Quelques jours plus tard, en récréation, une dispute avec échange de coups survient entre Mehdi et Jérémi. Depuis le début de l’année, ils sont comme chiens et chats, à surveiller les faits et gestes de l’autre, et éventuellement s’en plaindre. Dès le lendemain, Jérémi demande à pouvoir déplacer sa table et s’installer tout à fait à l’écart des autres, et même dos à tout le monde, dans un coin de la classe, face au mur. Cela ne pose problème à personne dans la classe, et il s’installe pour un jour, puis deux, puis officialise sa nouvelle place au conseil. Est-ce sa façon de dire les traces de cette bagarre ? Jérémi est d’habitude assez rieur, et puis là, il choisit de nous tourner le dos. Ou alors est-ce un besoin de se trouver seul dans un lieu ou la promiscuité est permanente ? Ce que je vois surtout, c’est qu’il a pu se construire une réponse, devant tout le monde. Au fil des jours, il s’aménage son petit coin, profitant d’un privilège dont les autres ne disposent pas : un bout de mur face à lui, sur lequel il affiche deux dessins, après les avoir montrés au tour de parole, et demandé s’il pouvait les afficher, ce qui n’a soulevé aucune objection... Si ce n’est que la mise en œuvre d’un espace personnel au sein de la classe commence à devenir un enjeu bien attirant. Plusieurs élèves, surtout parmi les plus âgés, accrochent comme ils peuvent un dessin à leur table. Les places commencent à être habitées, ils « s’installent » chez « eux ». Le fait de pouvoir se définir une place semble aussi ouvrir la possibilité de se construire un espace propre. Parallèlement, les demandes de changement deviennent rares ; un nouvel équilibre s’est installé.

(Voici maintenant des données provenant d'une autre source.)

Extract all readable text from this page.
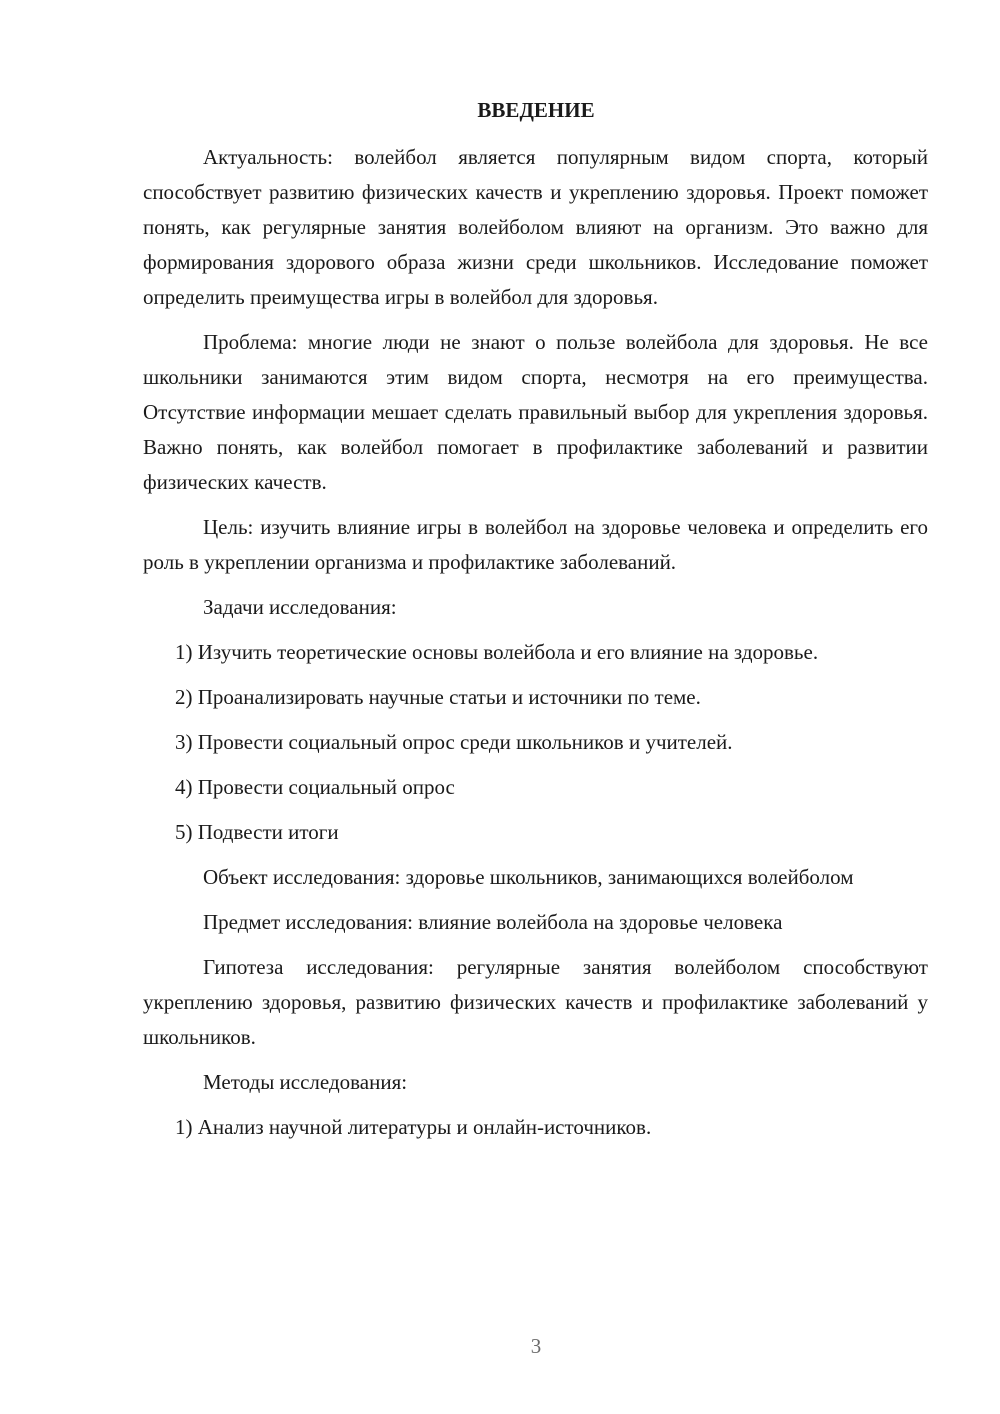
ВВЕДЕНИЕ

Актуальность: волейбол является популярным видом спорта, который способствует развитию физических качеств и укреплению здоровья. Проект поможет понять, как регулярные занятия волейболом влияют на организм. Это важно для формирования здорового образа жизни среди школьников. Исследование поможет определить преимущества игры в волейбол для здоровья.

Проблема: многие люди не знают о пользе волейбола для здоровья. Не все школьники занимаются этим видом спорта, несмотря на его преимущества. Отсутствие информации мешает сделать правильный выбор для укрепления здоровья. Важно понять, как волейбол помогает в профилактике заболеваний и развитии физических качеств.

Цель: изучить влияние игры в волейбол на здоровье человека и определить его роль в укреплении организма и профилактике заболеваний.

Задачи исследования:

1) Изучить теоретические основы волейбола и его влияние на здоровье.

2) Проанализировать научные статьи и источники по теме.

3) Провести социальный опрос среди школьников и учителей.

4) Провести социальный опрос

5) Подвести итоги

Объект исследования: здоровье школьников, занимающихся волейболом

Предмет исследования: влияние волейбола на здоровье человека

Гипотеза исследования: регулярные занятия волейболом способствуют укреплению здоровья, развитию физических качеств и профилактике заболеваний у школьников.

Методы исследования:

1) Анализ научной литературы и онлайн-источников.

3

Deux semaines passent, et Mehdi demande à pouvoir s’installer juste à côté de Jérémi, tout comme lui. Jérémi accepte immédiatement. Après deux jours, ils quitteront le « coin de Jérémi » pour reprendre leur place avec les autres...
Ainsi, au fil de l’histoire de chacun, cadre et espace de liberté offrent une visibilité aux émotions, aux trajectoires personnelles. Permettre de quitter la classe symboliquement, c’est permettre aussi de pouvoir la réintégrer, de choisir d’y prendre une autre place.